Often the provision of such financial assistance is never properly documented, thereby leaving a great degree of uncertainty for all parties. Real problems then arise when the child’s marriage or relationship ends and the parent then wants their money back because they do not want their child's former spouse or partner to benefit from their generosity, and either claim,
- that the money provided was by way of a loan, or
- the provision of the money created an interest in favour of the parent in the home purchased.
The Family Court is often asked to adjudicate on these issues which may also involve the parents being joined as parties to the court proceedings.
It is also often the case that in the absence of any proper documentation, the Court will find that the generosity of the parent should be classified as a gift. However, that is not always the case.
The law surrounding these issues is complex and covers areas such as:
- the laws of resulting or constructive trusts; and
- the presumption advancement.
When two people have contributed to the purchase price of a property in unequal shares it is presumed that a resulting trust arises in proportions in which they contributed the purchase money.
Presumption of advancement
The presumption of a resulting trust is, however, subject to the exception created by the presumption of advancement. That presumption of advancement is raised when the relationship between the parties is such that it is more probable than not that an interest was intended to be conferred (ie. gifted). For example, a relationship between parent and child gives rise to the presumption of advancement. Therefore, unless there is compelling evidence to the contrary, in this instance, any contribution by a parent will be considered a gift. The generosity of the parent will then be considered a financial contribution by the child who received the gift but no more than that.

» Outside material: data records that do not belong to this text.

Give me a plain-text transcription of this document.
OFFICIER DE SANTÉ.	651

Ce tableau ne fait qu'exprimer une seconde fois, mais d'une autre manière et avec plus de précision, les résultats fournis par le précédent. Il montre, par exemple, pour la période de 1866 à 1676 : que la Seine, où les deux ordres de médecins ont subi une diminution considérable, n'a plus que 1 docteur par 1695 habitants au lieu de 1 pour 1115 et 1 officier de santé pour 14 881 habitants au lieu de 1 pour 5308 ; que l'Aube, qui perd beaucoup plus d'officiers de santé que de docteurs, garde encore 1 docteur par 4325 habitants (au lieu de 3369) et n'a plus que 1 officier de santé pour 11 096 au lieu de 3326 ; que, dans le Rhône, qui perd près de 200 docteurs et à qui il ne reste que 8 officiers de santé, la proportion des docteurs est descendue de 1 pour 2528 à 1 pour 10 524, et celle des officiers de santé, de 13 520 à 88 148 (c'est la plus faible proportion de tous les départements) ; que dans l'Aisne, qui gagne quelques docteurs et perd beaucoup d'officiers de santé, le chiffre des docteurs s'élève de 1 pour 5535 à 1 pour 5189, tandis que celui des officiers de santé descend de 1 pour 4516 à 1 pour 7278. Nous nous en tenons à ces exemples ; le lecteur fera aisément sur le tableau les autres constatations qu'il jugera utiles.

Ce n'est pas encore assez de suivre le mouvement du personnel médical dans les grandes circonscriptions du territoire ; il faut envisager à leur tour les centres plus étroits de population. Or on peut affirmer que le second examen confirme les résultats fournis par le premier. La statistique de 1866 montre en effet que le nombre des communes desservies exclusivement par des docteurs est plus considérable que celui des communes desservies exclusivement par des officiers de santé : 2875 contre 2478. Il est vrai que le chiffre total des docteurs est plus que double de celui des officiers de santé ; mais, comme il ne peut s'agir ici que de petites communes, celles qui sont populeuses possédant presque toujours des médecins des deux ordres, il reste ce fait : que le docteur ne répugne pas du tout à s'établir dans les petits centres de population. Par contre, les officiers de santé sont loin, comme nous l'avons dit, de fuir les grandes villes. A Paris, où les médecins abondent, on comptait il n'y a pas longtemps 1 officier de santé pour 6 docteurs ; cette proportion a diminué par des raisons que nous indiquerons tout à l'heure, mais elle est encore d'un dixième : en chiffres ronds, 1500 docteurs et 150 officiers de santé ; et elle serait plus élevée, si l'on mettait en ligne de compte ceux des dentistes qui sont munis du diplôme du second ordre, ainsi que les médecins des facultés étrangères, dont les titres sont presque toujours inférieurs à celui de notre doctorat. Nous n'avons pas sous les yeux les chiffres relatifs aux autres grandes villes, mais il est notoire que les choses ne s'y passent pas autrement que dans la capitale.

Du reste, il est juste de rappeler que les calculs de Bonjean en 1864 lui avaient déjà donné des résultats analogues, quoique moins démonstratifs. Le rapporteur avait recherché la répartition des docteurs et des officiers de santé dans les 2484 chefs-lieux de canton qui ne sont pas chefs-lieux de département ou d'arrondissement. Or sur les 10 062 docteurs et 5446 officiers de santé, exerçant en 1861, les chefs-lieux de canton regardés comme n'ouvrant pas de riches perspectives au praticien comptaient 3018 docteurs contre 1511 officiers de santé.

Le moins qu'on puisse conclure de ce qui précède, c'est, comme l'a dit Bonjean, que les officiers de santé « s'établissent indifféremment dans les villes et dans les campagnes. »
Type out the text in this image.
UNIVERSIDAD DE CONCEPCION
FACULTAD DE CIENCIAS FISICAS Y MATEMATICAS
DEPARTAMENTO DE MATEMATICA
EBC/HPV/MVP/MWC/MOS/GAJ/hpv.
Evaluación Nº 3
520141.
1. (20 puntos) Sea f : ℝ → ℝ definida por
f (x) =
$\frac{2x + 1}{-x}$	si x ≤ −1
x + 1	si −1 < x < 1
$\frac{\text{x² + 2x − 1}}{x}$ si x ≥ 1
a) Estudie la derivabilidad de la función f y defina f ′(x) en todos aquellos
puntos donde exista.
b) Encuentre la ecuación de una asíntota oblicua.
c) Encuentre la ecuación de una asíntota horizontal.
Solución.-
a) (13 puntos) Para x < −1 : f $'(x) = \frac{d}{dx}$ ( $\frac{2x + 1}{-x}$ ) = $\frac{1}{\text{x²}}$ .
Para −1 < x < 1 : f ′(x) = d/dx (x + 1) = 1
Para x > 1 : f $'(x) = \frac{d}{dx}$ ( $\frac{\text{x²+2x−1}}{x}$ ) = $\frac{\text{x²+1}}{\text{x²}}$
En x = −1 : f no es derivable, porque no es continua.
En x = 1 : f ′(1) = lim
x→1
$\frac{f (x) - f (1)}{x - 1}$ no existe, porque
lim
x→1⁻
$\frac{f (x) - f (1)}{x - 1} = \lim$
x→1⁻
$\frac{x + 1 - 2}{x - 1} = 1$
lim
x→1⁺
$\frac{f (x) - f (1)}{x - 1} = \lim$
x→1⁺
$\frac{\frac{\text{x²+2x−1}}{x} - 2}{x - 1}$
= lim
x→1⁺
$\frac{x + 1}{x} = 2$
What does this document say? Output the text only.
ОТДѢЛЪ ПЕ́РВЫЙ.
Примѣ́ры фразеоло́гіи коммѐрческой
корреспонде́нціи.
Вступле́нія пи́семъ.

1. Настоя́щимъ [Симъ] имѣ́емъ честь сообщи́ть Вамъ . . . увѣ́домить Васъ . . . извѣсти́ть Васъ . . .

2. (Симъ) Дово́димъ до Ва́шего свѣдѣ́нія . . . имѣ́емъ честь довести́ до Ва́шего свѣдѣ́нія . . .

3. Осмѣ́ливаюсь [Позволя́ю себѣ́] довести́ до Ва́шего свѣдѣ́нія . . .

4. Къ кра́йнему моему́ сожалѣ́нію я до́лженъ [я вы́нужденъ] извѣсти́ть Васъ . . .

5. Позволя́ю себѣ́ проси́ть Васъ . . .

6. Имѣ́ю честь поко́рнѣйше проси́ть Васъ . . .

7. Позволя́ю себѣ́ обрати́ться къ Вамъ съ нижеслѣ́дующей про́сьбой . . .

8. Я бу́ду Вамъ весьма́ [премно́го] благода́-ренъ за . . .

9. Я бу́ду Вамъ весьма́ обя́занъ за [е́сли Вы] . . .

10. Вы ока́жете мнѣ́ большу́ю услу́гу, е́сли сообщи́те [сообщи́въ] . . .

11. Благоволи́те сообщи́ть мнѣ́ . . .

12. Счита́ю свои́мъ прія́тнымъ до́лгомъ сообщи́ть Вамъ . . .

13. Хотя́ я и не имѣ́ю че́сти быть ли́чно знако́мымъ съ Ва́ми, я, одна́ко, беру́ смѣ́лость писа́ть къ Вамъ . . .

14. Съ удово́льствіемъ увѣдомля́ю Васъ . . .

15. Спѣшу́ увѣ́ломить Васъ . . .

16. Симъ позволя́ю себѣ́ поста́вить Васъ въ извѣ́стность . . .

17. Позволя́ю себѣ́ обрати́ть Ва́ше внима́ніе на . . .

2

A constructive trust will be imposed when it is fair to recognise a person's contributions which he or she made to a property for a particular purpose which then fails, when the contributions have been made in circumstances in which it was not intended that the other party should enjoy them. For example, if a parent contributes 85% of the purchase price to a property and the relationship then fails there is available to the parent the argument that the 85% is held by the owners of that property on constructive trust for the parent.
These types of arguments are complex, expensive and emotionally draining.
What this area of the law highlights is the importance of advice being given to clients, whether they be parents or children, to have any provision of funds properly documented, in the form of loan agreements, mortgages or trust declarations or a combination of both.